The second reason why the calmer stage of a relationship can feel boring is that you're not used to being in healthy, long-term relationships. This might sound weird, but unhealthy relationships have a lot of ups and downs, sort of like emotional roller coasters that can be as thrilling as they are draining.
But as with most things in life and relationships, there is a deeper layer here. The ups and downs of an unhealthy relationship can keep you on your toes. Not because you're so happy in them, but rather because you spend a lot of time thinking about whether you both like each other, or if the relationship will work out, what it's going to look like, and so on.
It's not just the uncertainty of a relationship that makes it more exciting, but rather the investment you make in such relationships because of that uncertainty. By contrast, the stability of a healthy relationship - with no drama or worry about a failing relationship doesn't force you to be thinking about your partner all the time. But that doesn't mean that you can't keep emotionally investing in your relationship.
So the essence of all these three ways of stopping your relationship from becoming boring is to prevent your life from being stagnant.

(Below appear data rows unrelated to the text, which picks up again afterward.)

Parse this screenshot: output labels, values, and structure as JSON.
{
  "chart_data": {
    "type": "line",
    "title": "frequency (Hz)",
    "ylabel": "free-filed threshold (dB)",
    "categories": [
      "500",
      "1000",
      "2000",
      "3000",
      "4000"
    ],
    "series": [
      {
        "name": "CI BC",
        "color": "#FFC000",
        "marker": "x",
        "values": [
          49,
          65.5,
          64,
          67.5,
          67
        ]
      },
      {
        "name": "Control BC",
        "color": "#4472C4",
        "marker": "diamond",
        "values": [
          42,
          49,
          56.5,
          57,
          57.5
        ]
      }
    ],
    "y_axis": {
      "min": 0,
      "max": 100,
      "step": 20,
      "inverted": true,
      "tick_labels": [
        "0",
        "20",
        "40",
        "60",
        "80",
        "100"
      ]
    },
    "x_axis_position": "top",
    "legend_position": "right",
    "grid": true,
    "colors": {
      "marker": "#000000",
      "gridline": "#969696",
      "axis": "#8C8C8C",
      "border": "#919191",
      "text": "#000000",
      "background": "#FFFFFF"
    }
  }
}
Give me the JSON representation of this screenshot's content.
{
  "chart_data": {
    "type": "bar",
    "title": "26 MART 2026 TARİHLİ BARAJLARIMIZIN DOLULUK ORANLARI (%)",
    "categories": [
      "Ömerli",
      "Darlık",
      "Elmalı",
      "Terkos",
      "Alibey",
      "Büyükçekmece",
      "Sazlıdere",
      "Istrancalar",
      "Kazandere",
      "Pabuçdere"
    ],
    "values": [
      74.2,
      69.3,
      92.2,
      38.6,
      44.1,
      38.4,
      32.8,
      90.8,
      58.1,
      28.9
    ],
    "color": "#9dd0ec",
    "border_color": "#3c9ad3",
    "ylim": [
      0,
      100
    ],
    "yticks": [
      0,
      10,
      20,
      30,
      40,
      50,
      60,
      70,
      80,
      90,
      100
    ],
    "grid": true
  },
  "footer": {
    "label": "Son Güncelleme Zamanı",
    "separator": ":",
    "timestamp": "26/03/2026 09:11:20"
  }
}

To fall into a passive routine without doing things that make you and your partner feel special.
The first of these things is to keep dating your partner. When was the last time that you and your partner planned a date night? Where you dressed up separately to wow each other with your looks, to go out for a movie or dinner, and took a stroll while holding hands and talking until late at night?
One of the biggest mistakes couples make in the calmer phase of a relationship is that they stop dating each other. They stop dressing up to impress one another. The excitement of planning a special evening fades away. The feeling of going out and spending quality time away from your routine - to feel special and loved - becomes less noticeable.
So don't fall into that trap of comfort. It will be a little more work to do all that rather than sitting in your pajamas and watching Netflix like every other day of your week. But, it will keep the spark in your relationship alive.
The second thing is to keep having meaningful conversations with your partner. Often we become so comfortable in a relationship that we start believing that we know all that there is to know about our partner. But that's such a common mistake because you can never really know everything there is to know about someone.
So start carving out time for one another - to ask about how each other's day was. Which parts of their day were rough? And what things made them happy - and why? Why were they important to them?
And the third thing you can do to stop your relationship from becoming boring is to have shared goals - Things that you are working towards together. It could be a DIY project around the house that you are both into, or it could be taking dance or cooking classes together.
The purpose here is to not only do things together. Of course, the quality time spent together will be helpful, but what's more important is that you are growing together.
Because people are going to grow in life, and as a couple, you have a choice - Either you grow apart, or you grow together, or you grow apart. By having shared goals, you ensure that you grow stronger and closer together and keep the fun and spark in your relationship alive.